Todos estamos expuestos a la mirada crítica de los otros, y pretender no ser valorados por nuestros actos es un acto de supremo infantilismo. Andersen tuvo un extraordinario éxito en su vida de escritor y era recibido en todas las cortes europeas para que leyera públicamente sus cuentos. Pero se cuenta que soñaba con tener éxito como dramaturgo y que pataleaba como un niño cuando sus obras fracasaban en la escena, lo que pasaba una y otra vez. ¿Era Andersen tan infantil e inmaduro que solo vivía para lograr la adoración sin límites de los demás? Puede que lo fuera, pero no creo que la razón por la que los escritores escriban sus libros sea para exhibir el tamaño de sus egos. Lo hacen porque les gusta escribir, porque anhelan contar algo que no saben bien qué es, porque persiguen sueños que raras veces se realizan.
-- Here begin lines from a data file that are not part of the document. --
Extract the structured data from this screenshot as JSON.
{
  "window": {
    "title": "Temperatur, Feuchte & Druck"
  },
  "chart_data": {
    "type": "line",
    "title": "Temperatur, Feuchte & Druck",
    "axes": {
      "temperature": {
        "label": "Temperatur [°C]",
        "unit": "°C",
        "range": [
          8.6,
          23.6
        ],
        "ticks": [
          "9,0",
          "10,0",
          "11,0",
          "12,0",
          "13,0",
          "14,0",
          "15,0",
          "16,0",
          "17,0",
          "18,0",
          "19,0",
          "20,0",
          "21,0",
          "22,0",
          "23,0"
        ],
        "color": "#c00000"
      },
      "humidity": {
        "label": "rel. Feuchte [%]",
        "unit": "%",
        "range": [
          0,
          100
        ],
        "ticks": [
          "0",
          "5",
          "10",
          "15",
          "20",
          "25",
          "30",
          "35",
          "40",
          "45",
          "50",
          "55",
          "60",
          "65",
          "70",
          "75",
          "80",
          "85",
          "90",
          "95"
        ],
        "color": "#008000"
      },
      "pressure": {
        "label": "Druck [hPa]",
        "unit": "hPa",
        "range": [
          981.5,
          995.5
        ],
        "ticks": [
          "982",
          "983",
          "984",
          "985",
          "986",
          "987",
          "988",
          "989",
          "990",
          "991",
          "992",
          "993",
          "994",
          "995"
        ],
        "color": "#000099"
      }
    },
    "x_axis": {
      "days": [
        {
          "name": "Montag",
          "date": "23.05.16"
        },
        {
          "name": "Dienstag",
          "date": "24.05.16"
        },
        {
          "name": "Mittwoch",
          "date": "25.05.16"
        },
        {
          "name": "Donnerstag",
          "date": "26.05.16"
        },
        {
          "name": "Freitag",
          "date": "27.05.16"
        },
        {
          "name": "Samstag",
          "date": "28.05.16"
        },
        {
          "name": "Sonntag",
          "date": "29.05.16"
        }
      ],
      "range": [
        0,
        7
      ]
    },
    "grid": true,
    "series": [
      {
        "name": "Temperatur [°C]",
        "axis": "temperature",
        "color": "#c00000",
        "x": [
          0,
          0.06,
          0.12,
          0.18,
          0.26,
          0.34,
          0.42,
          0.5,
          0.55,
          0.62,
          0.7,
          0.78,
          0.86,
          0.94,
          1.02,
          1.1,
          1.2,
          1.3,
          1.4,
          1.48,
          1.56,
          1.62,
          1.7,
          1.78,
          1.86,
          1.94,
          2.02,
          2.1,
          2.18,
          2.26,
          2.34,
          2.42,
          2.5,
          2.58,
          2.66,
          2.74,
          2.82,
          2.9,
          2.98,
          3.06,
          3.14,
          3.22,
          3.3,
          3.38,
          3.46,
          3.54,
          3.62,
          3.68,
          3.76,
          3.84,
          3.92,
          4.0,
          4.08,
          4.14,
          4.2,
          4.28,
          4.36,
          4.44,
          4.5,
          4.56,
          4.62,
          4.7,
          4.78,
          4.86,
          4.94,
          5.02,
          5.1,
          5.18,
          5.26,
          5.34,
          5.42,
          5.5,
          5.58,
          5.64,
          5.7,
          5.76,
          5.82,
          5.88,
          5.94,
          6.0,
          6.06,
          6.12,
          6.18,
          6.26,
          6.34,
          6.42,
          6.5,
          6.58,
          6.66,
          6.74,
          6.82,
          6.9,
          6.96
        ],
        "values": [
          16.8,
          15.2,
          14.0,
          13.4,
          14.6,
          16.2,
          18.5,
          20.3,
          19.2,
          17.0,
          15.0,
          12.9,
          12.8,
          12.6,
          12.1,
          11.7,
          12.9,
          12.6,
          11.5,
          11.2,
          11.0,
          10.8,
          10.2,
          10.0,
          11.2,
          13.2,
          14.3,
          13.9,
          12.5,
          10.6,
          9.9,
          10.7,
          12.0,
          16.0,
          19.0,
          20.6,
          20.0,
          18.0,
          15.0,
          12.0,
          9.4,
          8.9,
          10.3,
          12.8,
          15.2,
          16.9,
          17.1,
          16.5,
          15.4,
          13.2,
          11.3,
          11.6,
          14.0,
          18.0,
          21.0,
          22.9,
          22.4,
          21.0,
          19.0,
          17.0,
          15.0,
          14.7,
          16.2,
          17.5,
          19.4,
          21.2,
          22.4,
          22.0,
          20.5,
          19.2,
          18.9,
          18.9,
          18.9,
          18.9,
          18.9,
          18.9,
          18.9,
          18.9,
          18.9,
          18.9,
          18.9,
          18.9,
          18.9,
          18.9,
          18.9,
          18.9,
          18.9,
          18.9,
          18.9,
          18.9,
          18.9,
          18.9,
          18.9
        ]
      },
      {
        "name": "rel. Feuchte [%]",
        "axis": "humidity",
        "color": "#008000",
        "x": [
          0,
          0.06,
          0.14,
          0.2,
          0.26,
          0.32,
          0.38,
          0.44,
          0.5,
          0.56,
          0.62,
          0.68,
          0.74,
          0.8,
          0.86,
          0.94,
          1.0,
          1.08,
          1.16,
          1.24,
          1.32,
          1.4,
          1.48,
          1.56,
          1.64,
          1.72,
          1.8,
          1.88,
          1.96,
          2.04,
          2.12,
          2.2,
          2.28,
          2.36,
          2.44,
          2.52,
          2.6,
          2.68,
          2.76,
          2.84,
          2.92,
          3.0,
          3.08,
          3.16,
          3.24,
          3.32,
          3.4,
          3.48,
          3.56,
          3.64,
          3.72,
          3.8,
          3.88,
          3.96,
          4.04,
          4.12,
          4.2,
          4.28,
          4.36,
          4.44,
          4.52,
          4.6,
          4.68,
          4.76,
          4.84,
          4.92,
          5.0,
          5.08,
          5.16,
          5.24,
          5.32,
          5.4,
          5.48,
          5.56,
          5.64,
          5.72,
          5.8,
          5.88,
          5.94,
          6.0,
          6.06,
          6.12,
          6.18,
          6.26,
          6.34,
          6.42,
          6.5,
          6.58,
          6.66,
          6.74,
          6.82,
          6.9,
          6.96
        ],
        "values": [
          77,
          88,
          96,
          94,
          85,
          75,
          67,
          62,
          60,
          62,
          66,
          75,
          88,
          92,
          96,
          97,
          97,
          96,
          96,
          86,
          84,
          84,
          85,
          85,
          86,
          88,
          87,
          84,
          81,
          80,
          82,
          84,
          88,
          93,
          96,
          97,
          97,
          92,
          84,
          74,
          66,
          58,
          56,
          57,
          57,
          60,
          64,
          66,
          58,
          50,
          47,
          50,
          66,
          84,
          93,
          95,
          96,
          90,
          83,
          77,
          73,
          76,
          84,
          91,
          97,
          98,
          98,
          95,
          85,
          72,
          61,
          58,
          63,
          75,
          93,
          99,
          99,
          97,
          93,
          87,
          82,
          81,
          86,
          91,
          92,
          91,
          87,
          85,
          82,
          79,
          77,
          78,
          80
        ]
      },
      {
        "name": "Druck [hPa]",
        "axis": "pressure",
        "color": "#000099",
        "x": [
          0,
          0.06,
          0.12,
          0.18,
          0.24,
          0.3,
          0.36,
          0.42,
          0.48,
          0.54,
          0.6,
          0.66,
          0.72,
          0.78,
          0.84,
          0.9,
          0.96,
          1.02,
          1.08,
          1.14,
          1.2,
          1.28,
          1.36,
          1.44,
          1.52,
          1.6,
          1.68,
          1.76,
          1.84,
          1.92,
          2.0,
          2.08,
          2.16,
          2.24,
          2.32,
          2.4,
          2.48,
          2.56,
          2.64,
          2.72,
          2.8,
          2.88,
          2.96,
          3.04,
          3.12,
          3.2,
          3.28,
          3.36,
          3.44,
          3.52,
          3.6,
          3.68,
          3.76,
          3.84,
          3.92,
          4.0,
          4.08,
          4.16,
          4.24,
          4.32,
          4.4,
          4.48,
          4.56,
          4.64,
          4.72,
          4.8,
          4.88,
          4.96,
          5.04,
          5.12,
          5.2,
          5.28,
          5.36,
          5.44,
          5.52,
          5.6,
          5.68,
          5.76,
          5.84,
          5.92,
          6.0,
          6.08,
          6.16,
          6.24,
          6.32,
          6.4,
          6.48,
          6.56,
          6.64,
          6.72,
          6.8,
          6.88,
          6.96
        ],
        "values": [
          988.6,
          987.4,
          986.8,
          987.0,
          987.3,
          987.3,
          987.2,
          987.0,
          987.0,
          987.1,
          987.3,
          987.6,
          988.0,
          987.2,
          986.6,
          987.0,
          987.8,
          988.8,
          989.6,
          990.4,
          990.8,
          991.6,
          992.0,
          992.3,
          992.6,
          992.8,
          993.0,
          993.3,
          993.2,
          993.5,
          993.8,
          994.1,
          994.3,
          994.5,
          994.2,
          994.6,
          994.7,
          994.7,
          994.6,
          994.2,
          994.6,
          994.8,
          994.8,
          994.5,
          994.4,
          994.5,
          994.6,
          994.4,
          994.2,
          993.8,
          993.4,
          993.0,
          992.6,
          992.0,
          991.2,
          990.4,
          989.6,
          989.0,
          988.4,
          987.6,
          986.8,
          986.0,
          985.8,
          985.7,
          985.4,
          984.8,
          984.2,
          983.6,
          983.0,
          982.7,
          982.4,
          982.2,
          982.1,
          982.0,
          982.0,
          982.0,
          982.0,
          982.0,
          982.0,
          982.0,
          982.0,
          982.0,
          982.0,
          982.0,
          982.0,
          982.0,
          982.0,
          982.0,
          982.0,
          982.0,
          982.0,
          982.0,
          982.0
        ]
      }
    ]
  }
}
O porque tal vez buscan en los libros una felicidad que la vida real no les da. Puede que Andersen tuviera un ego monumental, pero en ningún caso eso explica la maravilla de sus cuentos.
Y si es raro que alguien dedique su tiempo a inventar historias más o menos disparatadas, ¿no es más raro aún dedicarlo a meterse con los que las escriben, y aspirar a ser algo así como un guía espiritual, ese faro que orienta a los siempre influenciables lectores en el proceloso mar de la mala literatura? Aún más, ¿no abundan entre los críticos también los grandes egos, los pedagogos airados, los exquisitos que confunden la literatura con el rincón del gourmet, los integristas que hacen del libro una religión sacrosanta cuyos sumos sacerdotes son ellos, o esos otros eternamente malhumorados que creen que las novelas o los libros de poesía se escriben con la única intención de perturbar su digestión? Pero ¿es comprensible que alguien dedique años, meses enteros a escribir pacientemente un libro con el único propósito de incomodar a un crítico en la hora de su siesta? No, claro, esto no tiene ningún sentido. Además, ¿no son todos los libros, incluso los más grandes, en cierta forma un fracaso? “La palabra humana —escribe Flaubert— es como caldera rota en la que tocamos música para que bailen los osos, cuando querríamos conmover a las estrellas”.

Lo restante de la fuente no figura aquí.